With Bush's approval ratings so dismal for so long, there is no logical reason for McCain and Obama to be so close in the polls. A Republican administration got us embroiled, bogged down, and distracted in Iraq, wrecked our economy, rolled back our civil rights, and ruined our standing in the world, and yet it's still working for Republicans to say that only they can fix the mess they got us into. McCain's recklessness in picking his running mate is confirmation of his "maverick" credentials, while Obama's long and fruitful relationship with his is swept under the rug. Obama's long experience is dismissed as non-experience, while Palin's non-experience is pumped up to levels of Jeffersonian statesmanship. Her family demands that its pregnant teen daughter's "decision" remain a private matter, while stumping for judicial change that would take that same private decision away from other families. McCain's erratic record is seen as consistency, and Obama's consistency is seen as dangerous. Outward signifiers like flag pins are more important than inward qualities like reason, compassion, and integrity. The levels of Orwellian doublespeak are remarkable, and the mind-bending contradictions make natural sense to way too many people.

Reason does not rule us as a species. The heart does, or some deeper, less specific organ of instinctual decision-making. That's why we're more likely to swallow big happy lies than sober assessments, galloping cowboys than careful blueprints, loaded buzzwords from an old white man than reasoned conclusions from a young black man.
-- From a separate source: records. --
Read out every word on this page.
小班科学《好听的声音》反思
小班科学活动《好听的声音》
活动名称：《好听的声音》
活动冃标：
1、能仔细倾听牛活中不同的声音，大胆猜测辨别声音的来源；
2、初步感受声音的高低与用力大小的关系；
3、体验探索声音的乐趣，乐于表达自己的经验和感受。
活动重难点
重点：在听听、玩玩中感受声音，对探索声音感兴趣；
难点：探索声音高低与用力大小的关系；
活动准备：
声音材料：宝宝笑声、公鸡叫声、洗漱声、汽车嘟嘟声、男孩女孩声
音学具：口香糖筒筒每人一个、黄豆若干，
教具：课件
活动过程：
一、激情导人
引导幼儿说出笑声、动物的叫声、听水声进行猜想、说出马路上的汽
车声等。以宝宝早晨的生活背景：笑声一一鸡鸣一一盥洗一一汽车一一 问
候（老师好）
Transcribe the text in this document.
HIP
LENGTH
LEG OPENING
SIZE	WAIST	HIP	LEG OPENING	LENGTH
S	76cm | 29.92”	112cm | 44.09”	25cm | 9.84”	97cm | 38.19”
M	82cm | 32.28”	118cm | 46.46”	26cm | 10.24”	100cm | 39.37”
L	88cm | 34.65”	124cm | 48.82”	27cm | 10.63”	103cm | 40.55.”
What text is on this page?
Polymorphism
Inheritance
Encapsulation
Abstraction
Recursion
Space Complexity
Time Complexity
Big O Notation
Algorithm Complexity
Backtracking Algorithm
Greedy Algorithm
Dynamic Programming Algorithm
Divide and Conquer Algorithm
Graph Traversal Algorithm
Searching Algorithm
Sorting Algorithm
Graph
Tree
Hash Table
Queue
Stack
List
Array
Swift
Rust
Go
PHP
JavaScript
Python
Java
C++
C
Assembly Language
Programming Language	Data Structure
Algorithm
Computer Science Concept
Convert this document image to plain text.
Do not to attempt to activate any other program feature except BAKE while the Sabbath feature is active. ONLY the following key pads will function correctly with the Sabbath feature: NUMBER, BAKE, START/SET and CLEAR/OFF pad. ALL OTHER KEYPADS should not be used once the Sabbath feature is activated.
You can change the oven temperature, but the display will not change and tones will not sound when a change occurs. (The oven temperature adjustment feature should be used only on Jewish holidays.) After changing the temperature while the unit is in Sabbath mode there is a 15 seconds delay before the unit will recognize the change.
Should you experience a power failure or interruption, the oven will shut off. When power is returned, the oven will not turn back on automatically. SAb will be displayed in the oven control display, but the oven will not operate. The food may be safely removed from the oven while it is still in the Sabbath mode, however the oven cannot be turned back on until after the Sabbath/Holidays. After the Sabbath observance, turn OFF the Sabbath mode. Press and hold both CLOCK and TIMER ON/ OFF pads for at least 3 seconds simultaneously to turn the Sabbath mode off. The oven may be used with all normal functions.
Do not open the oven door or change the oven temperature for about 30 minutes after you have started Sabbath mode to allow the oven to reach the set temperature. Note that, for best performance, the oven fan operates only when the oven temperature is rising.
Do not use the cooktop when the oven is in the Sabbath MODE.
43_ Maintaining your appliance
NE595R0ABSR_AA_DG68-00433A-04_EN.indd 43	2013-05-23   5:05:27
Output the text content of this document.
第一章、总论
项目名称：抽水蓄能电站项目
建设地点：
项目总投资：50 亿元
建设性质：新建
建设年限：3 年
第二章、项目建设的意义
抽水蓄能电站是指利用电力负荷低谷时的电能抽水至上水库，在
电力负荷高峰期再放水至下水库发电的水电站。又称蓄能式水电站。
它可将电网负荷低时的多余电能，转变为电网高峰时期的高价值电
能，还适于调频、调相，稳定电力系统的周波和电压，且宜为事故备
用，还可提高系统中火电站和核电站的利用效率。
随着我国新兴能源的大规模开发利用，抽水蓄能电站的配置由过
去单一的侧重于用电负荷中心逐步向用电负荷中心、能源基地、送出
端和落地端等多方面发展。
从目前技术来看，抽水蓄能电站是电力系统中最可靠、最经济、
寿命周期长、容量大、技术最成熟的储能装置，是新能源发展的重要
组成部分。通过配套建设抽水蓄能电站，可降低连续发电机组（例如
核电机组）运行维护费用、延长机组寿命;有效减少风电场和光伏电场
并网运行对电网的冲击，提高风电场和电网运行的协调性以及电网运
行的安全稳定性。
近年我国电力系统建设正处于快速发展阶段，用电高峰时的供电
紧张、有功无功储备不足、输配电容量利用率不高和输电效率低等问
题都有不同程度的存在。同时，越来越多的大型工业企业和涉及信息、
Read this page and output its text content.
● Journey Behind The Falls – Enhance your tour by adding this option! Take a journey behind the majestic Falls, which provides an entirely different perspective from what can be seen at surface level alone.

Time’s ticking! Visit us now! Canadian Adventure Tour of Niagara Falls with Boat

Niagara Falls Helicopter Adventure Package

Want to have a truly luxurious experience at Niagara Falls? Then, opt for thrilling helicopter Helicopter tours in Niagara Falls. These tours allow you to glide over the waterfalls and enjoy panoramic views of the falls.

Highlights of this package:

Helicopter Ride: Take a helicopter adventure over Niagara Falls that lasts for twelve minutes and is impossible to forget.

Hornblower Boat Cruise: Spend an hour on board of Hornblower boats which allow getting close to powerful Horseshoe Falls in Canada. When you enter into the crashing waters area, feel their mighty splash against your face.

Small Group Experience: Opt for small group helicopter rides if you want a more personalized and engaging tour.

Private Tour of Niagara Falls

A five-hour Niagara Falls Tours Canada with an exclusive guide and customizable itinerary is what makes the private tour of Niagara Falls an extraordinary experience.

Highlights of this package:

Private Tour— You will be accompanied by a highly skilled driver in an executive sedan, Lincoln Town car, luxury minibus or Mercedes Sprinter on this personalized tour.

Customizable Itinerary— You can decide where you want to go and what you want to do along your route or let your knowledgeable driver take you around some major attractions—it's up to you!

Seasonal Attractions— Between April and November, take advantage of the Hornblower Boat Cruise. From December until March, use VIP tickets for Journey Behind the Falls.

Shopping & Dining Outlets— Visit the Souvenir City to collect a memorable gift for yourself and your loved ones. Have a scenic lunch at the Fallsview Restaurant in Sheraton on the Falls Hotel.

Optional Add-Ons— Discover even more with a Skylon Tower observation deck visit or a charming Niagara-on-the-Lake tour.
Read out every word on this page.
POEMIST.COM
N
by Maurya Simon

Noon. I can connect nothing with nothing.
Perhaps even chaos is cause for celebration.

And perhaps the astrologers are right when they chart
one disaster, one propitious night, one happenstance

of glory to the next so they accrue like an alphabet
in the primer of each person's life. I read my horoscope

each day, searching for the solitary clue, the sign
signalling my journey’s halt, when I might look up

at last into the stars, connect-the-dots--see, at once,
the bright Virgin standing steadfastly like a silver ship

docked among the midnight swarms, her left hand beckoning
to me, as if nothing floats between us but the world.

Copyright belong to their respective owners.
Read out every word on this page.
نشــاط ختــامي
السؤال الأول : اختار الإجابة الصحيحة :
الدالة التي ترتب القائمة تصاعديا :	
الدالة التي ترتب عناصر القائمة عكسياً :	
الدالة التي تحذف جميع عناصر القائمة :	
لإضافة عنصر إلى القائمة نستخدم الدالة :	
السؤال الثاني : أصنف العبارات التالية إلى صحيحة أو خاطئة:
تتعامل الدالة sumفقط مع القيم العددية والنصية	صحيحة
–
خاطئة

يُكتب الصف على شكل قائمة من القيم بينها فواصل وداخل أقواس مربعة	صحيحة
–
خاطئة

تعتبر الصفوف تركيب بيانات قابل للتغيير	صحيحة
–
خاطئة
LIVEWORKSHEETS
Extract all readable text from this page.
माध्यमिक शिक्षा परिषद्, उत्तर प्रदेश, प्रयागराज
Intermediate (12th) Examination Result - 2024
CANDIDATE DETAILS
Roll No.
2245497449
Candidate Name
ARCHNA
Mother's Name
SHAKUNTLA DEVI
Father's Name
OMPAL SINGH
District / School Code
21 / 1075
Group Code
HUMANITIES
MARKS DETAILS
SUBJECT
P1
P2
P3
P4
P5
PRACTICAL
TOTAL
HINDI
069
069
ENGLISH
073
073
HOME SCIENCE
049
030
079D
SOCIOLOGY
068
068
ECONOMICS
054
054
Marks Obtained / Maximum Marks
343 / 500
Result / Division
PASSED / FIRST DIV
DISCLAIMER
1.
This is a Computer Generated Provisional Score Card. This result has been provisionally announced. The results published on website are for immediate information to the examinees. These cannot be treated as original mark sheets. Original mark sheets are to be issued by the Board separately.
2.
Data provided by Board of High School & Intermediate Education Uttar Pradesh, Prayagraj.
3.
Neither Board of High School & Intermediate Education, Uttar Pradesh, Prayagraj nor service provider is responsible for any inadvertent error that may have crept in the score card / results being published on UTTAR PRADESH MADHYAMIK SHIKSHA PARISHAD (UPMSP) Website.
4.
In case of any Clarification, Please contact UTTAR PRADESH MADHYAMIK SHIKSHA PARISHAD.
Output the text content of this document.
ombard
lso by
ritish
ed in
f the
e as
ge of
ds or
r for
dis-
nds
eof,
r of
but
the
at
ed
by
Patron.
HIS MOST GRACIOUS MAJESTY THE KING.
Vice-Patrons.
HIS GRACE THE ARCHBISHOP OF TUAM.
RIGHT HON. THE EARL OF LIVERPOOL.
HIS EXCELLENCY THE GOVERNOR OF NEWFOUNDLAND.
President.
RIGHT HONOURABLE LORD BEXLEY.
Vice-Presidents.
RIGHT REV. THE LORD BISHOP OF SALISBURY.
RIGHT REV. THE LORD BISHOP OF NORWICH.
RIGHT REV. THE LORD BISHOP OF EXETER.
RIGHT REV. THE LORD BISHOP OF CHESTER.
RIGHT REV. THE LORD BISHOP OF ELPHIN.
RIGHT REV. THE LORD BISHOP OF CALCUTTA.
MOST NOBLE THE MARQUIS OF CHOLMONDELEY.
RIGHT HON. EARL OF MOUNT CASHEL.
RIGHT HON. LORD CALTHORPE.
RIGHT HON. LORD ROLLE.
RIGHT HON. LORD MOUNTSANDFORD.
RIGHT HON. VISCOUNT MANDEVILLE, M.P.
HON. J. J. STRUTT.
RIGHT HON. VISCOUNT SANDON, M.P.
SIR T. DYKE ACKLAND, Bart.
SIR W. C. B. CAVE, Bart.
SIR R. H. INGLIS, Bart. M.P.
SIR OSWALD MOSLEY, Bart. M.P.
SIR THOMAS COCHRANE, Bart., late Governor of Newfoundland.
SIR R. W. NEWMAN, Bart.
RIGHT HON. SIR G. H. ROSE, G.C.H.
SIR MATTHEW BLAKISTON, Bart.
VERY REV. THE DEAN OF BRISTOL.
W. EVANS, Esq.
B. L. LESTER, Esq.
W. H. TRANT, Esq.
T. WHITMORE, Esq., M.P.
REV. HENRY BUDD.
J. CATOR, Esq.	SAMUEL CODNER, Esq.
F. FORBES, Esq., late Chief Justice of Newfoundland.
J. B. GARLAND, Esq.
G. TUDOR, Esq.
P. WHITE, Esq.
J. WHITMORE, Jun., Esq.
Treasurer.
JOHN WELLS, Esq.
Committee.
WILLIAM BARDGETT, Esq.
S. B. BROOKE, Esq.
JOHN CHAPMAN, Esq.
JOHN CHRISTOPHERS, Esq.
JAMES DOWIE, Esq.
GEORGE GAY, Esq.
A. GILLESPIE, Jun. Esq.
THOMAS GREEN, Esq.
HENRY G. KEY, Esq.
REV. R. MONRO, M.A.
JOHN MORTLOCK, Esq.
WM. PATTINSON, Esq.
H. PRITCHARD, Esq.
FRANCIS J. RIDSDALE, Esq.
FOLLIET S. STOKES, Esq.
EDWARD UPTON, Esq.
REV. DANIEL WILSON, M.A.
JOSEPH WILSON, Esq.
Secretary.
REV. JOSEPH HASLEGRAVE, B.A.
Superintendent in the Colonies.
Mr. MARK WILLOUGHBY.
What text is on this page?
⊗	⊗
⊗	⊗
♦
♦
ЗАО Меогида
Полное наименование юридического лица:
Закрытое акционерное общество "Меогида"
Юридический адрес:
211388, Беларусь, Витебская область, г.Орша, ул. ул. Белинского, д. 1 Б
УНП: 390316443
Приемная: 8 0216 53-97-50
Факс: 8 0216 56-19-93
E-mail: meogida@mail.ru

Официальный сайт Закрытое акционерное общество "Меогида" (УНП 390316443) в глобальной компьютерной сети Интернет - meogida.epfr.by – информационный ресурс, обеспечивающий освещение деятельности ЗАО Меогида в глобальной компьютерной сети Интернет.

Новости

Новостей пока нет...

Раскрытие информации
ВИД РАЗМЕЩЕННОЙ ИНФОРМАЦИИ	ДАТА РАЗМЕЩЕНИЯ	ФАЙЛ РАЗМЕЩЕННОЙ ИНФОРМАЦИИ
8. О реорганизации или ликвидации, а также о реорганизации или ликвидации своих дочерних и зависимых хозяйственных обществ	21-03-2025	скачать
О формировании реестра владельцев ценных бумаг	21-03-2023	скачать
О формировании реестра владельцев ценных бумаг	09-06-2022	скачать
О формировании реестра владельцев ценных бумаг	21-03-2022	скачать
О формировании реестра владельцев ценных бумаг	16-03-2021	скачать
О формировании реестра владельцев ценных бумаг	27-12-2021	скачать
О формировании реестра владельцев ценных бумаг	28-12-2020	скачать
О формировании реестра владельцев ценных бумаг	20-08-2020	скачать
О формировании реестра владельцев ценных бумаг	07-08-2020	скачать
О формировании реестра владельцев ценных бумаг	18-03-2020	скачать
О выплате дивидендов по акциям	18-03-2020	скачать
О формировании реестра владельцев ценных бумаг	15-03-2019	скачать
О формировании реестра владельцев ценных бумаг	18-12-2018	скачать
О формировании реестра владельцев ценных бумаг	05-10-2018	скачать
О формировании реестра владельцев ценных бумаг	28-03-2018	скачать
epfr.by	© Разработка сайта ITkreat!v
It's the same organ that tells us God can cure our cancer even though we know He will never restore our severed limbs. It's because we make our decisions with our guts, not our brains.

Of course, that's just my gut talking. It's just what I see in the meaningless image of those twin smoking towers, the greatest and most crucial Rorschach inkblot test in our nation's recent history. If I hope anything today, it's that we can all see through the inkblot, and not let our vision be clouded by it.